An investigation has been launched following the “intentional damage” of a Royal Navy warship at a shipyard.
Defence contractor BAE Systems revealed 60 cables were cut on HMS Glasgow and the scale of the repairs were being assessed.
Work was underway to fit out the Type 26 frigate at BAE’s yard at Scotstoun on the River Clyde in Glasgow but was then paused for an investigation.
It has been claimed by the military news website UK Defence Journal that it may have been sabotaged by a contractor in a payment dispute.
The vessel is the first of eight Type 26 ships to be built.
BAE Systems is yet to confirm the motive behind the incident.
A spokesman said: “We uncovered a limited number of cables on HMS Glasgow earlier in the week, which appear to have been damaged intentionally.

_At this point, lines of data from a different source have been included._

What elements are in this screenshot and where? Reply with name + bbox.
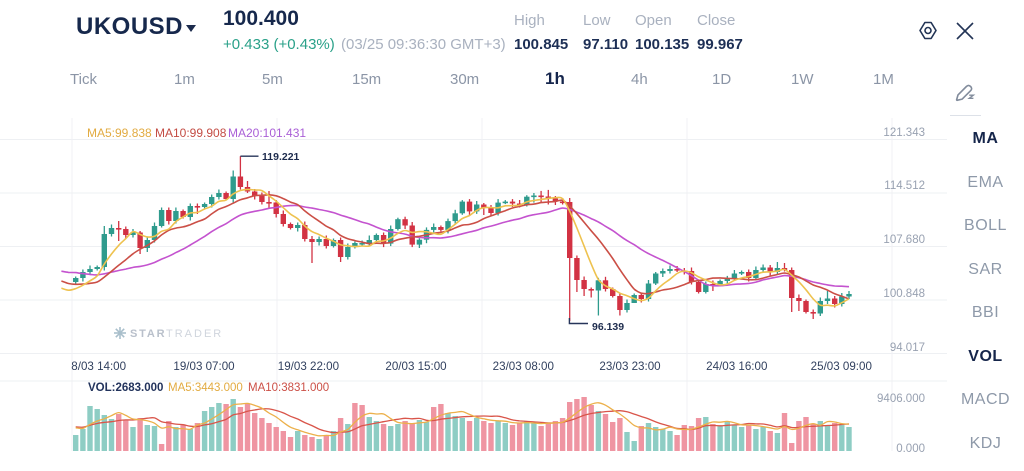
svg-text:23/03 08:00: 23/03 08:00: [493, 360, 554, 373]
svg-text:119.221: 119.221: [262, 151, 300, 163]
svg-text:0.000: 0.000: [896, 443, 925, 455]
svg-text:24/03 16:00: 24/03 16:00: [706, 360, 767, 373]
svg-text:9406.000: 9406.000: [877, 393, 925, 405]
svg-text:MA5:99.838: MA5:99.838: [87, 126, 152, 140]
svg-text:114.512: 114.512: [884, 180, 925, 192]
svg-text:107.680: 107.680: [883, 234, 925, 246]
svg-text:19/03 22:00: 19/03 22:00: [278, 360, 339, 373]
svg-text:23/03 23:00: 23/03 23:00: [599, 360, 660, 373]
svg-text:STAR: STAR: [130, 328, 166, 340]
svg-text:MA10:3831.000: MA10:3831.000: [248, 382, 329, 394]
svg-text:19/03 07:00: 19/03 07:00: [173, 360, 234, 373]
svg-text:25/03 09:00: 25/03 09:00: [811, 360, 872, 373]
svg-text:94.017: 94.017: [890, 342, 925, 354]
svg-text:20/03 15:00: 20/03 15:00: [385, 360, 446, 373]
svg-text:MA20:101.431: MA20:101.431: [228, 126, 306, 140]
svg-text:MA5:3443.000: MA5:3443.000: [168, 382, 243, 394]
svg-text:100.848: 100.848: [883, 288, 925, 300]
svg-text:TRADER: TRADER: [166, 328, 223, 340]
svg-text:8/03 14:00: 8/03 14:00: [71, 360, 126, 373]
svg-text:121.343: 121.343: [883, 127, 925, 139]
svg-text:96.139: 96.139: [592, 321, 624, 333]
svg-text:VOL:2683.000: VOL:2683.000: [88, 382, 163, 394]
svg-text:MA10:99.908: MA10:99.908: [155, 126, 227, 140]
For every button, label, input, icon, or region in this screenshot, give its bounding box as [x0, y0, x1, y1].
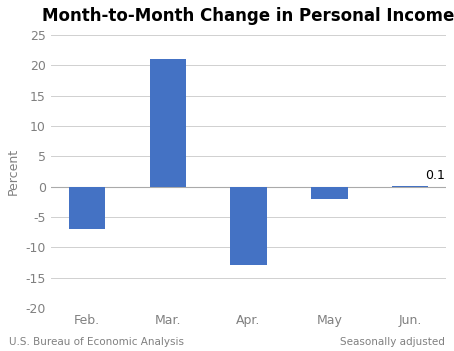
Y-axis label: Percent: Percent	[7, 148, 20, 195]
Title: Month-to-Month Change in Personal Income: Month-to-Month Change in Personal Income	[42, 7, 454, 25]
Bar	[149, 59, 186, 187]
Text: Seasonally adjusted: Seasonally adjusted	[340, 338, 445, 347]
Text: 0.1: 0.1	[425, 169, 444, 182]
Bar	[230, 187, 267, 265]
Bar	[69, 187, 105, 229]
Bar	[392, 186, 429, 187]
Bar	[311, 187, 348, 199]
Text: U.S. Bureau of Economic Analysis: U.S. Bureau of Economic Analysis	[9, 338, 184, 347]
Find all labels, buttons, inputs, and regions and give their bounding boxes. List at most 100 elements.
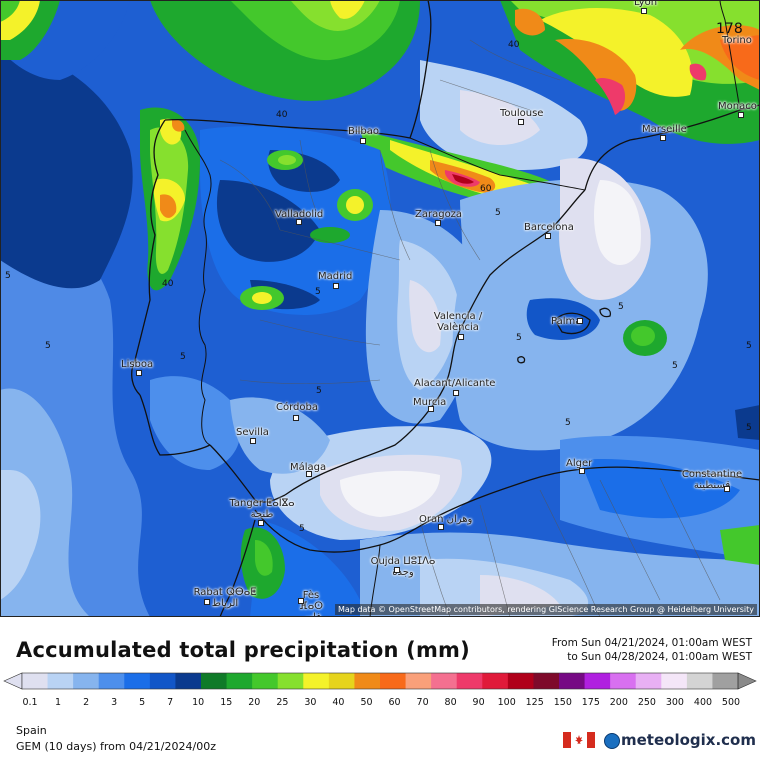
legend-tick-label: 400 bbox=[693, 697, 713, 708]
meteologix-logo-icon[interactable] bbox=[604, 733, 620, 749]
legend-tick-label: 0.1 bbox=[22, 697, 38, 708]
region-label: Spain bbox=[16, 724, 47, 737]
legend-tick-label: 200 bbox=[609, 697, 628, 708]
contour-label: 5 bbox=[746, 423, 752, 433]
legend-swatch bbox=[124, 673, 151, 689]
city-label: Fès ⴼⴰⵙ فاس bbox=[298, 590, 324, 617]
legend-swatch bbox=[98, 673, 125, 689]
city-marker bbox=[458, 334, 464, 340]
legend-swatch bbox=[303, 673, 330, 689]
city-marker bbox=[577, 318, 583, 324]
legend-swatch bbox=[507, 673, 534, 689]
contour-label: 40 bbox=[508, 40, 520, 50]
legend-swatch bbox=[661, 673, 688, 689]
city-label: Valladolid bbox=[275, 209, 324, 220]
contour-label: 5 bbox=[495, 208, 501, 218]
chart-title: Accumulated total precipitation (mm) bbox=[16, 638, 470, 662]
legend-arrow-low bbox=[3, 672, 23, 690]
city-marker bbox=[306, 471, 312, 477]
city-label: Alger bbox=[566, 458, 593, 469]
city-marker bbox=[204, 599, 210, 605]
legend-swatch bbox=[201, 673, 228, 689]
legend-swatch bbox=[22, 673, 49, 689]
city-marker bbox=[545, 233, 551, 239]
legend-tick-label: 1 bbox=[54, 697, 62, 708]
legend-tick-label: 20 bbox=[248, 697, 261, 708]
legend-tick-label: 3 bbox=[111, 697, 118, 708]
legend-tick-label: 60 bbox=[388, 697, 401, 708]
city-label: Córdoba bbox=[276, 402, 318, 413]
city-marker bbox=[394, 567, 400, 573]
contour-label: 60 bbox=[480, 184, 492, 194]
contour-label: 5 bbox=[315, 287, 321, 297]
city-label: Sevilla bbox=[236, 427, 269, 438]
legend-swatch bbox=[712, 673, 739, 689]
legend-swatch bbox=[610, 673, 637, 689]
city-marker bbox=[453, 390, 459, 396]
legend-tick-label: 25 bbox=[276, 697, 289, 708]
legend-tick-label: 7 bbox=[167, 697, 174, 708]
city-marker bbox=[250, 438, 256, 444]
city-marker bbox=[660, 135, 666, 141]
city-marker bbox=[435, 220, 441, 226]
legend-swatch bbox=[584, 673, 611, 689]
map-attribution: Map data © OpenStreetMap contributors, r… bbox=[335, 604, 757, 615]
contour-label: 5 bbox=[672, 361, 678, 371]
legend-swatch bbox=[456, 673, 483, 689]
legend-tick-label: 15 bbox=[220, 697, 233, 708]
city-label: Monaco bbox=[718, 101, 757, 112]
legend-swatch bbox=[252, 673, 279, 689]
date-range-to: to Sun 04/28/2024, 01:00am WEST bbox=[567, 651, 752, 663]
legend-swatch bbox=[482, 673, 509, 689]
contour-label: 5 bbox=[5, 271, 11, 281]
city-marker bbox=[438, 524, 444, 530]
city-marker bbox=[258, 520, 264, 526]
city-marker bbox=[136, 370, 142, 376]
city-label: Palma bbox=[551, 316, 582, 327]
city-marker bbox=[293, 415, 299, 421]
legend-tick-label: 50 bbox=[360, 697, 373, 708]
contour-label: 5 bbox=[746, 341, 752, 351]
city-label: Zaragoza bbox=[415, 209, 463, 220]
city-marker bbox=[296, 219, 302, 225]
city-label: Lisboa bbox=[121, 359, 154, 370]
city-marker bbox=[298, 598, 304, 604]
legend-tick-label: 300 bbox=[665, 697, 684, 708]
city-marker bbox=[333, 283, 339, 289]
legend-swatch bbox=[175, 673, 202, 689]
brand-link[interactable]: meteologix.com bbox=[603, 731, 756, 749]
contour-label: 5 bbox=[516, 333, 522, 343]
color-legend bbox=[3, 672, 757, 690]
legend-swatch bbox=[686, 673, 713, 689]
legend-tick-label: 40 bbox=[332, 697, 345, 708]
contour-label: 5 bbox=[180, 352, 186, 362]
contour-label: 40 bbox=[276, 110, 288, 120]
city-label: Alacant/Alicante bbox=[414, 378, 496, 389]
model-label: GEM (10 days) from 04/21/2024/00z bbox=[16, 740, 216, 753]
legend-tick-label: 100 bbox=[497, 697, 516, 708]
city-label: Oran وهران bbox=[419, 514, 473, 525]
contour-label: 178 bbox=[716, 21, 743, 37]
city-label: Toulouse bbox=[500, 108, 544, 119]
legend-swatch bbox=[47, 673, 74, 689]
legend-swatch bbox=[328, 673, 355, 689]
legend-tick-label: 30 bbox=[304, 697, 317, 708]
city-label: Barcelona bbox=[524, 222, 574, 233]
precipitation-map[interactable]: Lyon Torino Monaco Marseille Toulouse Bi… bbox=[0, 0, 760, 617]
city-label: Bilbao bbox=[348, 126, 380, 137]
legend-swatch bbox=[405, 673, 432, 689]
legend-tick-label: 125 bbox=[525, 697, 544, 708]
legend-swatch bbox=[533, 673, 560, 689]
canada-flag-icon bbox=[563, 732, 595, 748]
legend-swatch bbox=[380, 673, 407, 689]
city-label: Málaga bbox=[290, 462, 327, 473]
city-marker bbox=[360, 138, 366, 144]
contour-label: 5 bbox=[45, 341, 51, 351]
contour-label: 5 bbox=[316, 386, 322, 396]
legend-tick-label: 10 bbox=[192, 697, 205, 708]
map-canvas bbox=[0, 0, 760, 617]
brand-text: meteologix.com bbox=[621, 731, 756, 749]
legend-border bbox=[21, 672, 739, 690]
legend-swatch bbox=[354, 673, 381, 689]
city-label: Valencia / València bbox=[433, 311, 483, 333]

“We immediately launched an internal investigation, alongside our suppliers, and temporarily paused work on the ship to inspect every area of the vessel and ensure our high standards and quality controls are met.”
The firm has now confirmed the work is continuing and an assessment was in progress “to scope the repairs needed.”
Around 23,000 cables have to be installed on the frigate, ranging from electrical and data cables.
Building work is already underway on the next two Type 26 ships, HMS Cardiff and the HMS Belfast, by the contractor also on the Clyde.
Prime Minister Rishi Sunak confirmed back in November a £4.2bn contract had been awarded to BAE Systems to build an additional five more Type 26 frigates, on top of the three already being built.